Payers could choose to emulate value-based traditional Medicare programs like the Merit-based Incentive Payment System and Advanced Alternative Payment Models with their provider groups. Star rating measures also are good starting points. In addition, we have seen payers proactively address newly introduced HEDIS measures such as “transitions in care” that require providers to render and document care within a narrow timeframe.

These programs would require a provider scorecard that enables payers to collaborate with providers by sharing gaps in care intelligence. Scores would also tap into the often-competitive nature of providers by showing them their performance vis-a-vis peers. This scorecard could be a widget in an existing provider portal or embedded in the existing EHR workflows as new CMS rules improve system interoperability.

5    Leverage supplemental data acquisition and interoperability standards.

As CMS interoperability rules go into effect, payers should consider implementing a year-round supplemental data acquisition strategy. Supplemental data from provider files is increasingly critical and aligned with electronic clinical data systems and the future of quality reporting. Interoperability standards like HL7 FHIR will enable payers to retrieve data from EHRs in real time. That should lead to faster identification and closure of care gaps. It also should improve ratings and reduce the medical-record retrieval burden during the HEDIS hybrid season.

Best practices: How a boutique Medicare Advantage plan improved from 3.5 to 4.5 stars in a year

A southeastern Medicare Advantage plan utilizes a narrow network of quality providers engaged via risk-based arrangements to deliver concierge-level services to plan members. To grow its business and successfully compete with larger health plans, the payer needed to raise its CMS star rating from 3.5 to 4.0 or higher and improve its HEDIS measures. To achieve these objectives, the payer needed to:

  • Enhance clinical data acquisition and management functions to help identify, analyze and close care gaps more efficiently.
  • Align physician groups with its CMS star improvement goals.

Focusing on key preventive and chronic care management measures, we conducted a four-month program to increase the plan’s CMS star rating for improvement measures.

We addressed the payer’s unique closed-loop care-gap registry and point-of-care quality needs by building a new care-gap registry module for the plan. Using our quality-as-a-service analytics tool, we provided insights unavailable in claims data. With these, the care-gap registry module delivers actionable clinical intelligence and pay-for-quality metrics to the plan’s providers. The providers use the module to submit evidence of closed care gaps from medical chart and electronic health record data.
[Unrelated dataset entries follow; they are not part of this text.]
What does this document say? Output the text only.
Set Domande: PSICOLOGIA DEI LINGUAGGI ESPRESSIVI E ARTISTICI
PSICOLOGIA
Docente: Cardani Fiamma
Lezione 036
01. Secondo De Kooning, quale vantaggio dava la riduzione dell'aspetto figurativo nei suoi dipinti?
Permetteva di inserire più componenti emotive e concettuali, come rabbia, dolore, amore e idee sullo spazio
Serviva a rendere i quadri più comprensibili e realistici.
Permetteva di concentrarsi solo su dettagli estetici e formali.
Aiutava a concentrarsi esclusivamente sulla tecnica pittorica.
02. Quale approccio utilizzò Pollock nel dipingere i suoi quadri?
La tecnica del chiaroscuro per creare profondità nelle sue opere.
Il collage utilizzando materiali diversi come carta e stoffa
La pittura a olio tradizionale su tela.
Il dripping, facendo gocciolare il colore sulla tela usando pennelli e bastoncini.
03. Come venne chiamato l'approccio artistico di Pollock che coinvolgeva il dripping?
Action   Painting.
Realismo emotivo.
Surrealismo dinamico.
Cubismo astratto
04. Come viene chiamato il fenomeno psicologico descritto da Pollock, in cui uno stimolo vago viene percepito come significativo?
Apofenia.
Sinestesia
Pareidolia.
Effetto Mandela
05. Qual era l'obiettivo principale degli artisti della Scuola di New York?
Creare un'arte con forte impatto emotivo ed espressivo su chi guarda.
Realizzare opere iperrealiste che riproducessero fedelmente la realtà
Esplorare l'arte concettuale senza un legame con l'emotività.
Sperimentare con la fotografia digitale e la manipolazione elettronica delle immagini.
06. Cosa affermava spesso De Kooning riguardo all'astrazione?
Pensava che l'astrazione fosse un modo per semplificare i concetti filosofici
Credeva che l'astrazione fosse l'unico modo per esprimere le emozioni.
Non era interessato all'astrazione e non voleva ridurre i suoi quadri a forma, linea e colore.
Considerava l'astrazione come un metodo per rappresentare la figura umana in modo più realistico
The application allows the payer to work prospectively throughout the year to create HEDIS-like performance measures and use that data to collaborate with providers to identify and close care gaps. That dramatically reduces the number of year-end medical reviews required.
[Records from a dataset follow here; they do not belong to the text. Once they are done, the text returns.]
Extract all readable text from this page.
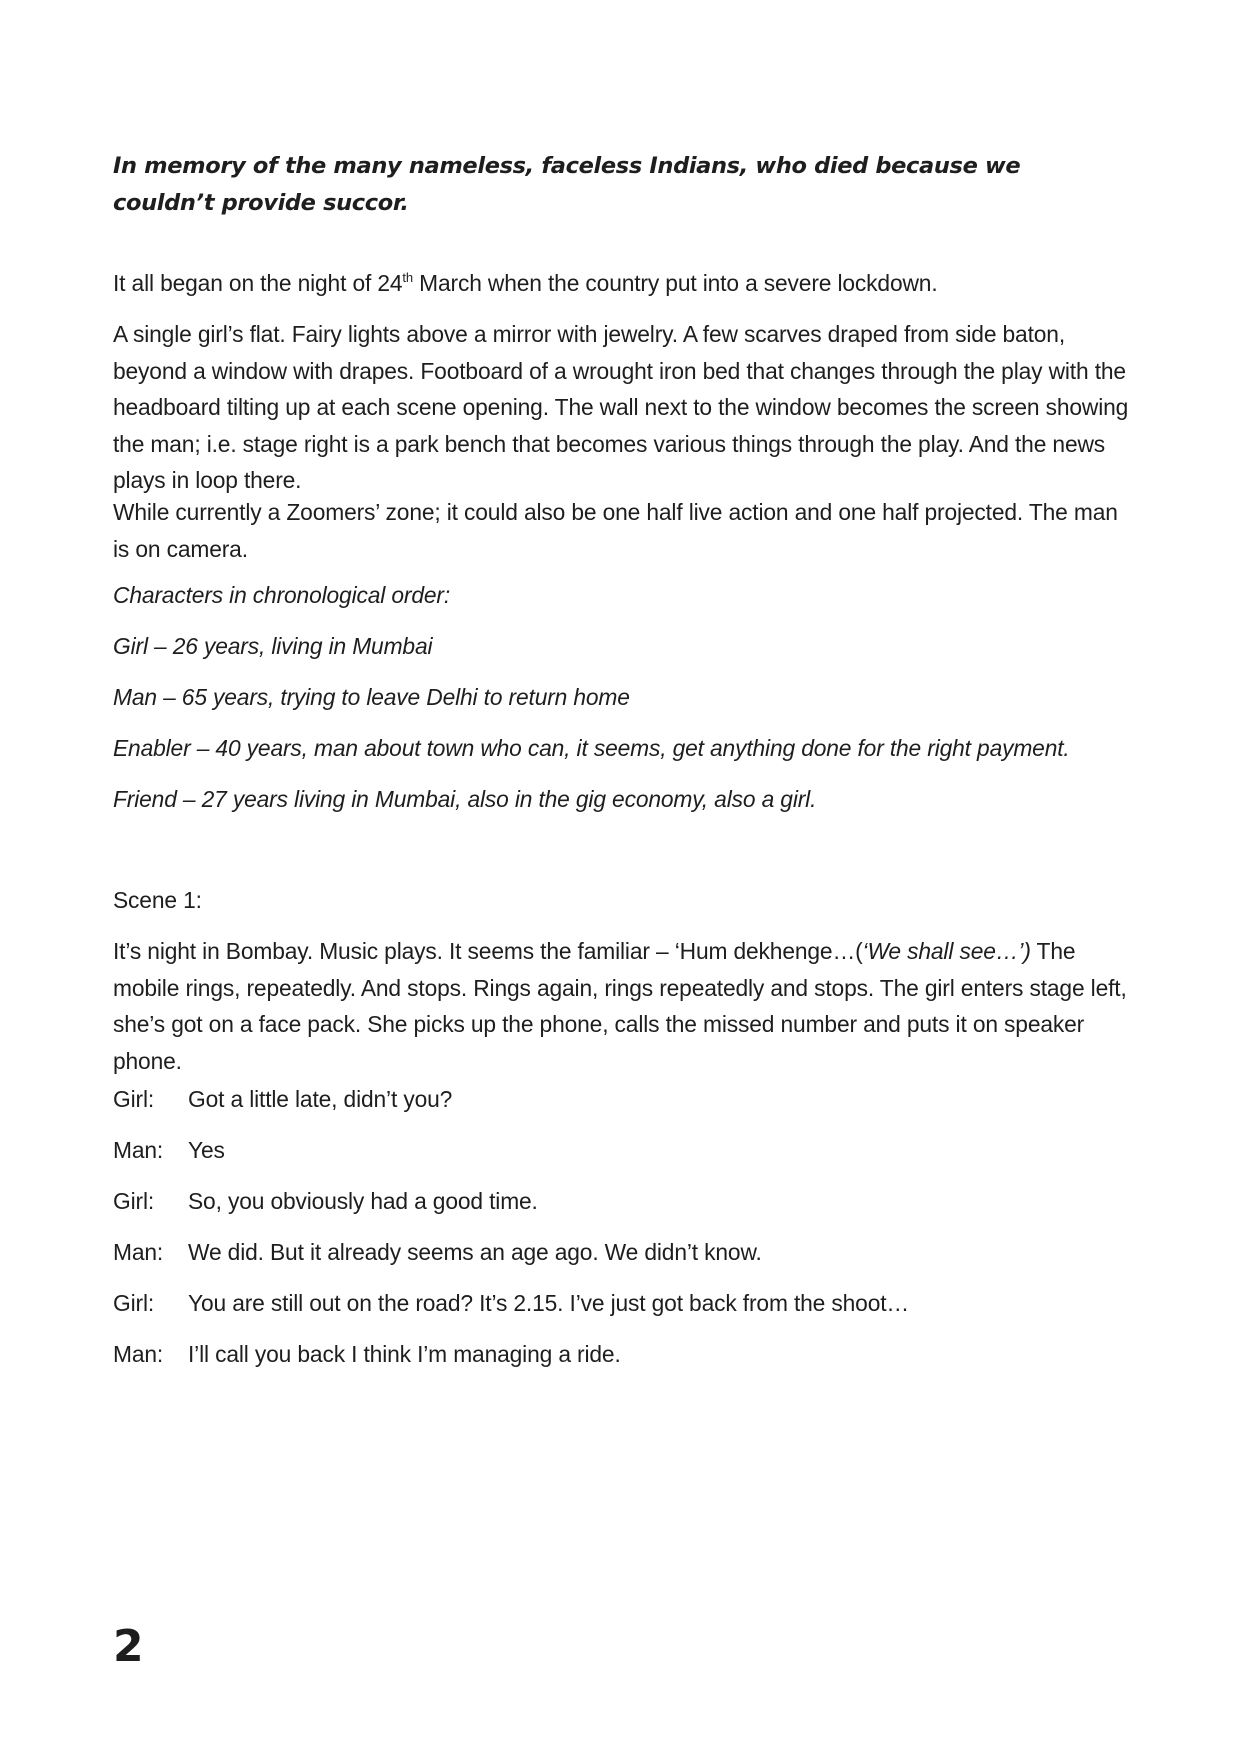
In memory of the many nameless, faceless Indians, who died because we couldn’t provide succor.

It all began on the night of 24th March when the country put into a severe lockdown.

A single girl’s flat. Fairy lights above a mirror with jewelry. A few scarves draped from side baton, beyond a window with drapes. Footboard of a wrought iron bed that changes through the play with the headboard tilting up at each scene opening. The wall next to the window becomes the screen showing the man; i.e. stage right is a park bench that becomes various things through the play. And the news plays in loop there.

While currently a Zoomers’ zone; it could also be one half live action and one half projected. The man is on camera.

Characters in chronological order:

Girl – 26 years, living in Mumbai

Man – 65 years, trying to leave Delhi to return home

Enabler – 40 years, man about town who can, it seems, get anything done for the right payment.

Friend – 27 years living in Mumbai, also in the gig economy, also a girl.

Scene 1:

It’s night in Bombay. Music plays. It seems the familiar – ‘Hum dekhenge…(‘We shall see…’) The mobile rings, repeatedly. And stops. Rings again, rings repeatedly and stops. The girl enters stage left, she’s got on a face pack. She picks up the phone, calls the missed number and puts it on speaker phone.

Girl:	Got a little late, didn’t you?

Man:	Yes

Girl:	So, you obviously had a good time.

Man:	We did. But it already seems an age ago. We didn’t know.

Girl:	You are still out on the road? It’s 2.15. I’ve just got back from the shoot…

Man:	I’ll call you back I think I’m managing a ride.

2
With a staff of two, and in less than 120 days, the plan optimized its HEDIS performance on preventive and chronic care management measures, exceeding its target 4-star rating and achieving a 4.5 overall star rating for 2019. That improvement equates to more than $16 million in additional revenue to the plan. That enabled it to provide bonuses to physicians for closing gaps in care. In addition, the plan used the data to offer an innovative and highly successful incentives program that rewards members who receive recommended preventive care.